Sirius fell quickly, in those first few months. Nothing could keep him from the shock of waking from his psychotic break to imprisonment, persecution, and complete isolation. Some small pittance on the Ministry's part kept him separate from the other prisoners: solitary confinement. In the company of himself and his deepest horrors, he unraveled.

Every day, grayness, mold, grime; watery sunlight, fetid brine; night terrors, sleepless nights; waking.

After the eighteen months, deduced from the occasional Prophet, he stopped thinking about Hell. Convinced he was in it, he made a concerted effort to forget, to escape.

It took a late-night fall to find his first solution. A bump of the head, then blissful silence. Thus every night, he beat his head against his cell wall to force himself into blank unconsciousness; he dreamed of nothing.

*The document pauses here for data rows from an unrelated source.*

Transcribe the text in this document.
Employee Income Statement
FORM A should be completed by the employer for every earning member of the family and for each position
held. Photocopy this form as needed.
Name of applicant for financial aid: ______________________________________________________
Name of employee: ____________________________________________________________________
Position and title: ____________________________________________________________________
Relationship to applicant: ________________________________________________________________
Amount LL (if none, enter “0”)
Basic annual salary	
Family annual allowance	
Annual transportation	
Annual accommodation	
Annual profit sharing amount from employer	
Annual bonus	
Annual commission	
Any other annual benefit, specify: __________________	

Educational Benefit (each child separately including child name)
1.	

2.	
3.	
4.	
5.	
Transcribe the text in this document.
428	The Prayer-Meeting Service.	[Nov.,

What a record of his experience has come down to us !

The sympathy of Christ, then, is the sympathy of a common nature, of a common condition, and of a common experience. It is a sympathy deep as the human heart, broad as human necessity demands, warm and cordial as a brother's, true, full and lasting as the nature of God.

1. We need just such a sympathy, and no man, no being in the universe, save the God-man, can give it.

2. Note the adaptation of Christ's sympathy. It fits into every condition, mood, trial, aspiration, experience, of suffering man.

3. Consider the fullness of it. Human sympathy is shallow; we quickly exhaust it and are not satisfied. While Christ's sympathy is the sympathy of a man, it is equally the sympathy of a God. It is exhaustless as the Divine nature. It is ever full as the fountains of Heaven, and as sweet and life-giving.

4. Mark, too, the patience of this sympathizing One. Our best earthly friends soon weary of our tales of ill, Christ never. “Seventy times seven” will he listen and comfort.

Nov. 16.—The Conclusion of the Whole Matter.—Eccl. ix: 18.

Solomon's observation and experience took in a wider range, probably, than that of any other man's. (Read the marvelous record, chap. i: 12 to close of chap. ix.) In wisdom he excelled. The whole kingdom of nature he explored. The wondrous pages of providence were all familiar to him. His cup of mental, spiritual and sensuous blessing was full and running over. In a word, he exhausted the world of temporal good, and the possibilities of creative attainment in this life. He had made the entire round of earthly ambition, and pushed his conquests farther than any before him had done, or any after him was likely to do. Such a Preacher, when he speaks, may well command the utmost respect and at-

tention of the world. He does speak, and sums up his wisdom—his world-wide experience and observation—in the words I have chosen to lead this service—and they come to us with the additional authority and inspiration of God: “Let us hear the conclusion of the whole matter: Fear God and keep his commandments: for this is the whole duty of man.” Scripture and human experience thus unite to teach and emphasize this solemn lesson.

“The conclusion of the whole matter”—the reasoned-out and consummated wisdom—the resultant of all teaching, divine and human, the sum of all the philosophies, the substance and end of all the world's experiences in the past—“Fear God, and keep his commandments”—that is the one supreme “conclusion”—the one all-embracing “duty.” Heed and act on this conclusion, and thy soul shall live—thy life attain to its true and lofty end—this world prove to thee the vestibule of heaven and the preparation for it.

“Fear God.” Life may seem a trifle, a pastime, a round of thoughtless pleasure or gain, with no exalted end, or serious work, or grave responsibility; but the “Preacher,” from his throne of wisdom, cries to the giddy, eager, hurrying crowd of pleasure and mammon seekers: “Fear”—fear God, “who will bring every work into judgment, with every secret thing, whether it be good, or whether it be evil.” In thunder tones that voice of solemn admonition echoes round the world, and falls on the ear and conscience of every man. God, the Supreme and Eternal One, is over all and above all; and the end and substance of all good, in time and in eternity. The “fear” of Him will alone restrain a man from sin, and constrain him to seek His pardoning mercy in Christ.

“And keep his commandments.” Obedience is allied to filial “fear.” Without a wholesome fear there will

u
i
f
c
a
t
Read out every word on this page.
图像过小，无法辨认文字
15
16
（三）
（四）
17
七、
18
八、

Once, he slept for a day and a half. Not even the promise of food or recreation could wake him; nor did slapping, water, or generous hexing. It was hours of trying before the few human prison guards on staff dragged him from his bed, bound and unconscious, and threw him into a hospital. The mediwizard on staff undid his hard won oblivion, potion by potion. He woke to brightness, and saw the inferno. Convinced of poisoning, he attacked: rabid, snarling. He dislocated his own elbow and broke the man's nose. They healed what was physical, and threw him back into his cage.


Sirius hurt, constantly. Pain preceded him.

He delved deeper into his own subconscious, approaching something of an animal intelligence. Words, abandoned-had no one to talk to, save himself. His days passed with muttering, mostly, and sobbing. Some nights held plagues of disgusting, heedless energy. At times, he gnawed on himself to relieve the sensation of ants, crawling; he chewed his nails to the quick, at one point, and kept going.


Two years in his personal dark had him pacing, sweating, muttering, sometimes crying before he thought of his second trick. There were words that he'd replayed most often, memories the Dementors had no use for. Neutral thoughts meant nothing to them: "toilet", "food", "sleep". They could abuse memories of starving, of fears, of deprivation, of torturous life and hopeless complexity, but they could do nothing with such things as the simple statement of fact.

Hallucinations of Remus' voice spoke again that night, drifting from the corners and the cracks in the walls where loose memories liked to hide.

"Really, Padfoot."

Padfoot.

Padfoot.

It was madness and simplicity.

"Really, Padfoot. Isn't it just brilliant?"


Food.

Sleep.

Speak.

Wait.

Wait.


He hardly ever read the Daily Prophet anymore. The world turned with injustice, ran by pause-less evil. The rats, they triumphed over the lions. Filth murdered beautiful people in their homes. Bureaucrats decided to leave well enough alone. Innocent men went without trials. Sirius needn't see news of it-or worse yet, see it derailed by inane fluff pieces about families vacationing in-

"No. No."

In a flash, his insanity retreated. It was summer, 1993, and he felt imbued with fire. It raged, burning away his senselessness, and he saw his destination, written in the smoke.

"He's at Hogwarts."


It was his experience that only good men suffered. James suffered. Remus suffered, some. Sirius, good or no, clung to a faith in the existence of happiness; in the meanwhile, he suffered.

He wasn't a man of any god, nor of worship beyond the principles of good men. He vowed to serve only justice, in any form, even from the depths of Hell itself. He did little wrong by anyone except, perhaps, the deserving. Still, he was subjected to horror and insanity, to howling demons and rejection from his seat on the side of heroes.

Rat men - cowardly, dirty men - they prospered, if left alone.

Wait.

Wait.

Retribution.


On the first night of his escape, he crawled from the cold, gray sea. Hulking, black, sopping wet; his muscles gave, and he sagged into the sand, panting. Exhausted, unable to move his head, Padfoot took in the great expanse of stars dotting the heavens.

Oh, how they burned with righteous fury.